Source: Medicare Provider Utilization and Payment Data: Inpatient for FY2014

Average Covered Charges: The provider's average charge for services covered by Medicare for all discharges in the MS-DRG. These will vary from hospital to hospital because of differences in hospital charge structures.

Average Total Payments: The average total payments to all providers for the MS-DRG including the MSDRG amount, teaching, disproportionate share, capital, and outlier payments for all cases. Also included in average total payments are co-payment and deductible amounts that the patient is responsible for and any additional payments by third parties for coordination of benefits.

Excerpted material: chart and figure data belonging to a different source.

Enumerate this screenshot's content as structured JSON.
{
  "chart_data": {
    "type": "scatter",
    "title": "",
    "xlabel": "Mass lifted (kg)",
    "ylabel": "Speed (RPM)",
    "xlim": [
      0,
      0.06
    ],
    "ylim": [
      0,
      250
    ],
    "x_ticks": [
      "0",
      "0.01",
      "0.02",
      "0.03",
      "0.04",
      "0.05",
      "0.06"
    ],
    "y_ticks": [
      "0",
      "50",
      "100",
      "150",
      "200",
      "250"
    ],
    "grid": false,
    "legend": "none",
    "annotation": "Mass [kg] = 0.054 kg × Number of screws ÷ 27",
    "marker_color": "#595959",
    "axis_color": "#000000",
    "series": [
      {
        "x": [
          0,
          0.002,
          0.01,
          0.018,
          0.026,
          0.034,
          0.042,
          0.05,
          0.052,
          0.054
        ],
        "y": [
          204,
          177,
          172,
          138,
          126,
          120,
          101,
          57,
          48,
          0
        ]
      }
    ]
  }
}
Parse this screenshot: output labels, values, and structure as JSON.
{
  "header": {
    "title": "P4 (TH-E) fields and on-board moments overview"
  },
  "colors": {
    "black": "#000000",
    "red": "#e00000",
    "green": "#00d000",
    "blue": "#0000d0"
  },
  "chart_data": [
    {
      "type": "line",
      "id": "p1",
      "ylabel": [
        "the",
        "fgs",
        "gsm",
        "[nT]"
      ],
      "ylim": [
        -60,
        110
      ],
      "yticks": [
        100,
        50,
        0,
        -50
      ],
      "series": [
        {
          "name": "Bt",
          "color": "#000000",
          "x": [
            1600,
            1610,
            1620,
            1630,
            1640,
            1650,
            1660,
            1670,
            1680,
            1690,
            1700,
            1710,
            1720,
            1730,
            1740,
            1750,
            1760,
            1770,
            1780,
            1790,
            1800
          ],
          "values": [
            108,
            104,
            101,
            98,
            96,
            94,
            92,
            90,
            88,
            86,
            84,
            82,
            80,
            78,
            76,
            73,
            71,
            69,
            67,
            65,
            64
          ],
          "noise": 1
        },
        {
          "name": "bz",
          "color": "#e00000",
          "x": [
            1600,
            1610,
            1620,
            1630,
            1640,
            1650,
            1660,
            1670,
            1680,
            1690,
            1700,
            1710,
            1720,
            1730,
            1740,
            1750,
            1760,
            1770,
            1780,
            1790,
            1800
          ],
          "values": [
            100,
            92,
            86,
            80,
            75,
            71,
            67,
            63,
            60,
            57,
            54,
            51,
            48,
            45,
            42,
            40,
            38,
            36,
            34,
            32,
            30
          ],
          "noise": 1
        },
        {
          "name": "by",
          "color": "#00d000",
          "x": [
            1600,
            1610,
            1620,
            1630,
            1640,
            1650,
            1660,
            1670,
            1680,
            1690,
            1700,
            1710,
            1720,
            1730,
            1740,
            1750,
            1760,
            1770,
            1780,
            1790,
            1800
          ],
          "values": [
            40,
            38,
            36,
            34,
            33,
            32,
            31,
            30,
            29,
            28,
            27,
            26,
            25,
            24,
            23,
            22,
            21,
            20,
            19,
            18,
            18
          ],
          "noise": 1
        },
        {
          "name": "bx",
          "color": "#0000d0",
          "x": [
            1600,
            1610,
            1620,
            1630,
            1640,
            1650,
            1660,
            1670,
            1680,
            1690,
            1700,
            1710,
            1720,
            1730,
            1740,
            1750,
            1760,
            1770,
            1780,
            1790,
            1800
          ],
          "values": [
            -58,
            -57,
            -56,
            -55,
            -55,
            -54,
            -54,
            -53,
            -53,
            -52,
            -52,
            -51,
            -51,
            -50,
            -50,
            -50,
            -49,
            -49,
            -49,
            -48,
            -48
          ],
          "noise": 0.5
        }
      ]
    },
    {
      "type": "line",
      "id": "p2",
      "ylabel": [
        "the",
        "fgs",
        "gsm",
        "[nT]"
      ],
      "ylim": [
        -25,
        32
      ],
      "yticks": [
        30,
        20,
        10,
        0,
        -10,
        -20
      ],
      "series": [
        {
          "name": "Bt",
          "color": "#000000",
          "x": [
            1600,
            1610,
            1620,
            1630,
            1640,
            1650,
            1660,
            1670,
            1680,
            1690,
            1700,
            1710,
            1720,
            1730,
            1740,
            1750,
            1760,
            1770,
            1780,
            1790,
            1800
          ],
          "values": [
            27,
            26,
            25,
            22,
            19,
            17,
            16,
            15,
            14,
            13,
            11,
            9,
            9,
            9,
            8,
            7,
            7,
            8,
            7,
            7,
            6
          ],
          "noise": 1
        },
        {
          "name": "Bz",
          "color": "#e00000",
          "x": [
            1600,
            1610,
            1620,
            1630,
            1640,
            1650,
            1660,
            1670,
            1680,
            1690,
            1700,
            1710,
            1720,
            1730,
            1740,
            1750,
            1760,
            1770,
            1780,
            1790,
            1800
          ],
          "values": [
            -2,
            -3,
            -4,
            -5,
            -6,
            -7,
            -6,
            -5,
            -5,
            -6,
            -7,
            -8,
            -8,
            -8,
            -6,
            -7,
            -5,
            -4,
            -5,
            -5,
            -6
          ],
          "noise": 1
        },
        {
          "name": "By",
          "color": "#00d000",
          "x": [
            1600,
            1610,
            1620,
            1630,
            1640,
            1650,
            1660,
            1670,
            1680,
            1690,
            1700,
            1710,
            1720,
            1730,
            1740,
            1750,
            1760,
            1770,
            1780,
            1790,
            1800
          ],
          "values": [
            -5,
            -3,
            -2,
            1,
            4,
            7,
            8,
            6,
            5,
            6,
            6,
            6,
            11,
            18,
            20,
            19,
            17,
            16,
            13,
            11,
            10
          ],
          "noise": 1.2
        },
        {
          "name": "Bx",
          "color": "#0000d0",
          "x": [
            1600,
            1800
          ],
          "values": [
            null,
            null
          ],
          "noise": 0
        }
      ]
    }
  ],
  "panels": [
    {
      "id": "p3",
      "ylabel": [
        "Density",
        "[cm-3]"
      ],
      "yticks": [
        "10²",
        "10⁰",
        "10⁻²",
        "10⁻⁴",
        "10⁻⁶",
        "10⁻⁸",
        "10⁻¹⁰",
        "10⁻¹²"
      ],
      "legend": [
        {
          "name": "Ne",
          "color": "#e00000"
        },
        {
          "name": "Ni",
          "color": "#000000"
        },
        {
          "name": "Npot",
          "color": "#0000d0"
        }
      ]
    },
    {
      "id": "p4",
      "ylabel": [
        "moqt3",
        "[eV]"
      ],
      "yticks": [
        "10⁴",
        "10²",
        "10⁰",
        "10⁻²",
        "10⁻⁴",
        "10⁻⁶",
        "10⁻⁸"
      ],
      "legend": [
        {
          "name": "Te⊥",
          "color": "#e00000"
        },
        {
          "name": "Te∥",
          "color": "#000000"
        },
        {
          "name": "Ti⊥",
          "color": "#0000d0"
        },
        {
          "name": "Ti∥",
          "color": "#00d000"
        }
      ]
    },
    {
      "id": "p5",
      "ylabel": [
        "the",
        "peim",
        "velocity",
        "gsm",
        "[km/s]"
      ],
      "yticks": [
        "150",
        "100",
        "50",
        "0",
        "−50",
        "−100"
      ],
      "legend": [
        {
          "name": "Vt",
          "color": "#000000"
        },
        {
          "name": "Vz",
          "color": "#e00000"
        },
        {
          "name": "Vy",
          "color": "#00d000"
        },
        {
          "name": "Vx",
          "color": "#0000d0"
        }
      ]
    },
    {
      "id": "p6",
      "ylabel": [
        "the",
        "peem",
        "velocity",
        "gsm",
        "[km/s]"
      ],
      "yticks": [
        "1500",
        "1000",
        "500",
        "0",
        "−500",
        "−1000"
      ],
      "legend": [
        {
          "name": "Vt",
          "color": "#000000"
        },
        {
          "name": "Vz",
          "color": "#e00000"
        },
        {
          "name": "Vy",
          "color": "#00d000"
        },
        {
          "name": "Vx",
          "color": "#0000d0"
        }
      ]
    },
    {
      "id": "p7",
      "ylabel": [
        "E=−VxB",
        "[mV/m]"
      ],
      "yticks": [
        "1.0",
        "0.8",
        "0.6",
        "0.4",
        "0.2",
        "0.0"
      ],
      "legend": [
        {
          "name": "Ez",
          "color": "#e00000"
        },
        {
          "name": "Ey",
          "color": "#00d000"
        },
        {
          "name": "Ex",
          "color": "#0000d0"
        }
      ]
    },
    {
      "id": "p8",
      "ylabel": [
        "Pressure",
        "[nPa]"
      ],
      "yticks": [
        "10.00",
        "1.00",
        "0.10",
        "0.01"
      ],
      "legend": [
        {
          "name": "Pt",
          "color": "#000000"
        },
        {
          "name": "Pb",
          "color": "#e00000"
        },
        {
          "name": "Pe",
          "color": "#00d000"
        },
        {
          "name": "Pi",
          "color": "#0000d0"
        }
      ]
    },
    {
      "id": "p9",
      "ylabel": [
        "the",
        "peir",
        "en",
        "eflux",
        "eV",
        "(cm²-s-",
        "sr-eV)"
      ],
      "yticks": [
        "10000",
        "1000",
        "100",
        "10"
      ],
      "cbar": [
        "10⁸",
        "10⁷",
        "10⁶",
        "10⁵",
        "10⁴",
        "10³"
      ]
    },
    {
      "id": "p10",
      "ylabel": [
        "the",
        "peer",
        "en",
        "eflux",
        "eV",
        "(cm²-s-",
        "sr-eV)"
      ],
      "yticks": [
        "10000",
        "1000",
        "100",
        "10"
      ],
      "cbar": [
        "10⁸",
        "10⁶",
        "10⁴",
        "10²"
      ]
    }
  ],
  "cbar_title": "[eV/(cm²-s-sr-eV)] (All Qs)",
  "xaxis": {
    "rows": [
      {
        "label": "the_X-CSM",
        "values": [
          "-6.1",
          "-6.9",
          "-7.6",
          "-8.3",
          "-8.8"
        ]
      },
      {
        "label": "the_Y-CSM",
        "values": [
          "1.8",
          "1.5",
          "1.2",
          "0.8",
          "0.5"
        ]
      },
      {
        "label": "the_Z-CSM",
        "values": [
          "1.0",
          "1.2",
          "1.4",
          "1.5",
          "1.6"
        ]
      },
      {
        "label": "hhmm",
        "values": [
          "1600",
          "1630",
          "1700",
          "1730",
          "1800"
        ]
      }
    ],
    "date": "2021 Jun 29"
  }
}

Average Medicare Payments: The average amount that Medicare pays to the provider for Medicare's share of the MS-DRG. Average Medicare payment amounts include the MS-DRG amount, teaching, disproportionate share, capital, and outlier payments for all cases. Medicare payments DO NOT include beneficiary co-payments and deductible amounts nor any additional payments from third parties for coordination of benefits. Note: In general, Medicare FFS claims with dates-of-service or dates-of-discharge on or after April 1, 2013, incurred a 2 percent reduction in Medicare payment. This is in response to mandatory across-the-board reductions in Federal spending, also known as sequestration

Hospital Rank: We have calculated the rank for each procedure within a hospital. The left number is the national ranking, the right one is the state ranking. For discharges, ranking is from highest # of discharges to lower (hospital with highest number of discharges ranks first). For charges and payments, lowest means a higher ranking.